According to observers, most Orthodox women say they have no desire to wear tefillin or tallit, either because they see it as a masculine domain, or because it’s so contrary to accepted tradition that it feels outright wrong, even horrifying. As one Orthodox Jew said, it’s like lighting all eight candles on the first night of Chanukah. It’s not forbidden, but you just don’t do it.

“The first time I saw a woman wearing a tallit, 27 years ago, I felt like throwing up,” said Marcus. “I was 25. I went to the first Jewish women’s conference, and literally I had to go to the bathroom because I was shaking. It was just so weird to me.”

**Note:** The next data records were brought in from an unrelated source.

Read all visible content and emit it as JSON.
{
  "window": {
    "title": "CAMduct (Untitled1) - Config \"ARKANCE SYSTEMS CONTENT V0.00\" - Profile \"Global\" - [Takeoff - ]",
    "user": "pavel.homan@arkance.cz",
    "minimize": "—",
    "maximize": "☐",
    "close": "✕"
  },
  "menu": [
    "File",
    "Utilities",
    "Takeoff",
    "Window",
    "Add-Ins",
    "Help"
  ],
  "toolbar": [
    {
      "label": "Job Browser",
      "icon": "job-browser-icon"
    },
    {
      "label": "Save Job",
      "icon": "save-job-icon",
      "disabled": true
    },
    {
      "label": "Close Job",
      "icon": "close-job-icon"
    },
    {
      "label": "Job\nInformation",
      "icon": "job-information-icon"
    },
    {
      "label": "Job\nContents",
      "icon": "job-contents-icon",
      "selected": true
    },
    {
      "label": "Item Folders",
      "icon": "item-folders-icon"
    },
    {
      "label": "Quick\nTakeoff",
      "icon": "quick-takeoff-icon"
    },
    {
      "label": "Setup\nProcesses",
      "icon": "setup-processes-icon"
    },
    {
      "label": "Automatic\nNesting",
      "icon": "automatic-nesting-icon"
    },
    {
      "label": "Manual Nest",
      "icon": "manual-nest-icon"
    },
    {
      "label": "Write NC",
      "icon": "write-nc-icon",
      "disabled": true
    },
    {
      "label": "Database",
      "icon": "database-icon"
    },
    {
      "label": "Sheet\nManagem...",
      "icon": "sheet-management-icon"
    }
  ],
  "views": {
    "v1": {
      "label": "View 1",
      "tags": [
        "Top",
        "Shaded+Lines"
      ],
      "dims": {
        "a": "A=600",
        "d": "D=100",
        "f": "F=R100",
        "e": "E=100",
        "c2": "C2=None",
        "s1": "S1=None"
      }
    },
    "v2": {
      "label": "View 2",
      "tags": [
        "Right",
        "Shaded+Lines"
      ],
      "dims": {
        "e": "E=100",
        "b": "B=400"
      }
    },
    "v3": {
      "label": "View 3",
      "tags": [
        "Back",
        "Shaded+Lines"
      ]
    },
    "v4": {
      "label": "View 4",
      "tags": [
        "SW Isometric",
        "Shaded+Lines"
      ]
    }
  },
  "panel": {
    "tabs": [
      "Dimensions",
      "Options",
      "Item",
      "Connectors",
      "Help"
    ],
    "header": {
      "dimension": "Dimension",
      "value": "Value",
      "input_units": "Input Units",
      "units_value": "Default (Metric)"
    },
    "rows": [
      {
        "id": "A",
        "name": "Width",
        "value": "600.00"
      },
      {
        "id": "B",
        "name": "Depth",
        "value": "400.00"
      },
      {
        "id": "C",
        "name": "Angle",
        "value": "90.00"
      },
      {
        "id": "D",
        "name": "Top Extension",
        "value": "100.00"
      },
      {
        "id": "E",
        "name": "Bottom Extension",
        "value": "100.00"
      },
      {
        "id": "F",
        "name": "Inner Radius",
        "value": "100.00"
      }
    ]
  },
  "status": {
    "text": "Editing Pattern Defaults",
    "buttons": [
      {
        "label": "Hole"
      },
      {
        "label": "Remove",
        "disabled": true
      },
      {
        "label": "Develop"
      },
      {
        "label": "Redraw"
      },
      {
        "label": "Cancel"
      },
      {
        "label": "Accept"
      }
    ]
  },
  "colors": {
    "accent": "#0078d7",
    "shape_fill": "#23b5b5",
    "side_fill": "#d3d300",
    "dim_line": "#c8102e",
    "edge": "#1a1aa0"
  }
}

Today, the sight of a Modern Orthodox woman wearing a prayer shawl is extremely rare, but usually not scandalous. For tefillin, however, things haven’t changed all that much since 1987.

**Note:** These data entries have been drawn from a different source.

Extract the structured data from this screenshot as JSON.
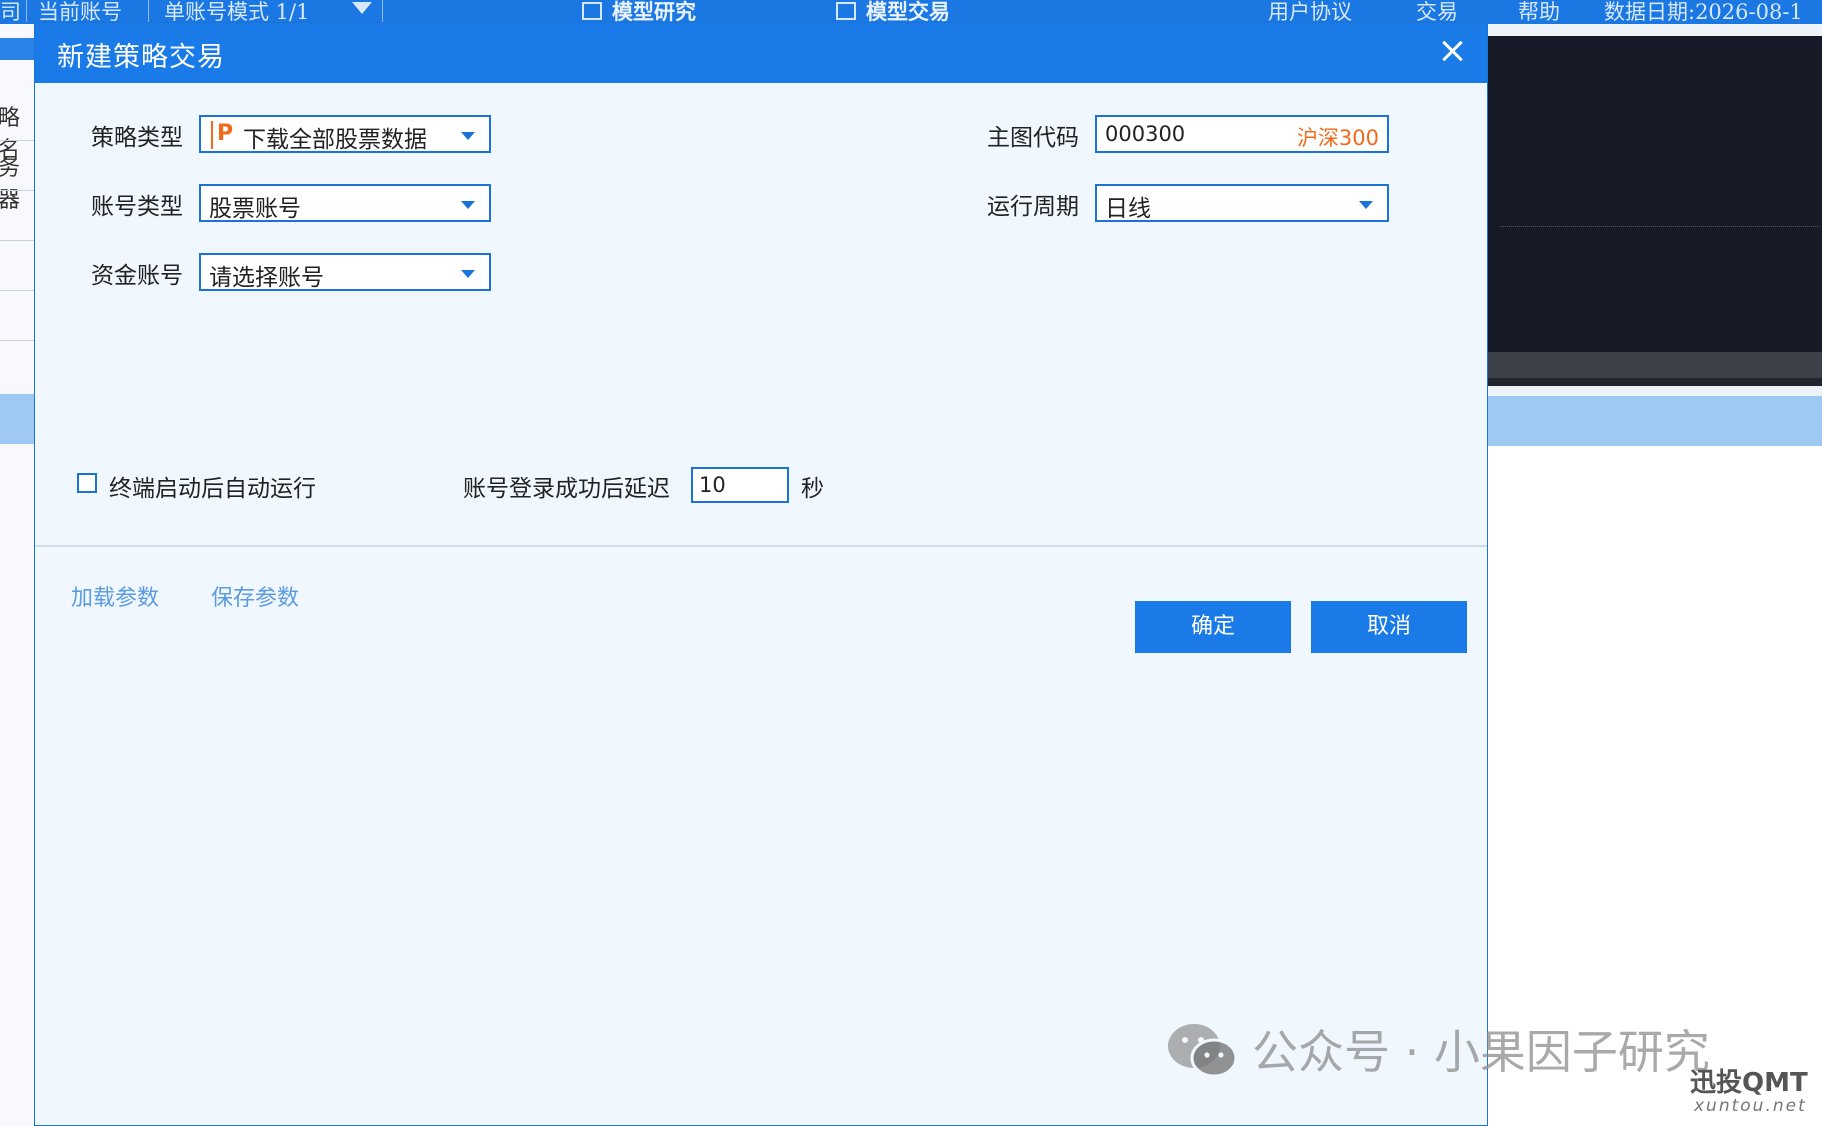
{
  "app": {
    "topbar": {
      "left_fragment": "司",
      "current_account": "当前账号",
      "mode": "单账号模式 1/1",
      "model_research": "模型研究",
      "model_trading": "模型交易",
      "user_agreement": "用户协议",
      "trade": "交易",
      "help": "帮助",
      "data_date": "数据日期:2026-08-1"
    },
    "left_panel": {
      "label1": "略名",
      "label2": "务器"
    }
  },
  "dialog": {
    "title": "新建策略交易",
    "fields": {
      "strategy_type": {
        "label": "策略类型",
        "value": "下载全部股票数据",
        "icon": "python-icon"
      },
      "account_type": {
        "label": "账号类型",
        "value": "股票账号"
      },
      "fund_account": {
        "label": "资金账号",
        "value": "请选择账号"
      },
      "main_code": {
        "label": "主图代码",
        "code": "000300",
        "name": "沪深300"
      },
      "run_period": {
        "label": "运行周期",
        "value": "日线"
      }
    },
    "auto_run": {
      "label": "终端启动后自动运行",
      "checked": false
    },
    "delay": {
      "label": "账号登录成功后延迟",
      "value": "10",
      "unit": "秒"
    },
    "links": {
      "load_params": "加载参数",
      "save_params": "保存参数"
    },
    "buttons": {
      "confirm": "确定",
      "cancel": "取消"
    },
    "colors": {
      "accent": "#1a7ae8",
      "code_name": "#f26a1b",
      "link": "#5b9be0"
    }
  },
  "watermark": {
    "text": "公众号 · 小果因子研究",
    "brand": "迅投QMT",
    "domain": "xuntou.net"
  }
}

“To many people, seeing a girl wearing tefillin is somewhat shocking,” said Miriam Lichtenberg, a SAR senior who helped create the daily women’s prayer group at the school where the two students now don tefillin.

Lichtenberg said she’d like to try the ritual. But she’s not going to.

“I think these girls putting it on are more brave than I am. I am more concerned about the way it looks,” she said.

Even Marcus is concerned about how she will be perceived. Every time she goes to a new synagogue, she has to consider carefully whether or not to use her prayer shawl. “Just for a tallit I have to think three times before I pull it out,” she said. Bar mitzvahs are even worse: for those she worries people will think she’s trying to upstage the honoree, even when she’s gotten the family’s ok in advance.

“It’s absurd,” she said.

Appearances were also a concern for Shifra Mincer, an Orthodox Jew who discovered while studying Jewish law as a student at Ramaz that she wanted to try wearing tefillin. She approached the school’s principal and a compromise was reached: she could skip school services and instead pray with tefillin at a nearby shul.

“Honestly, it was kind of relieving to not have to put on the tefillin in front of everyone,” she said. “So many of my rabbis thought I was trying to make a statement, but I really wasn’t.”

Like Marcus, Mincer found that the act of performing the mitzvah deepened her commitment to daily prayer.

“At Ramaz on the women’s side of the mechitza [partition], it was not spiritual at all,” she said. Praying at the synagogue instead was a turning point. “It totally changed my experience because I wasn’t in Ramaz. I took a lot more personal ownership of my davening. I davened on Sundays, all the time. I was definitely a lot more committed in general.”

But Orthodox women like Marcus and Mincer are the exception.

For the vast majority, it appears that wearing tefillin or tallit is either not appealing or not worth the trouble.

“Any religious expression involves commitment and work, and there has to be a payoff of some kind,” said Marcus. “Not only is it a huge undertaking, but there is so much cultural animosity towards it, why would you do it?”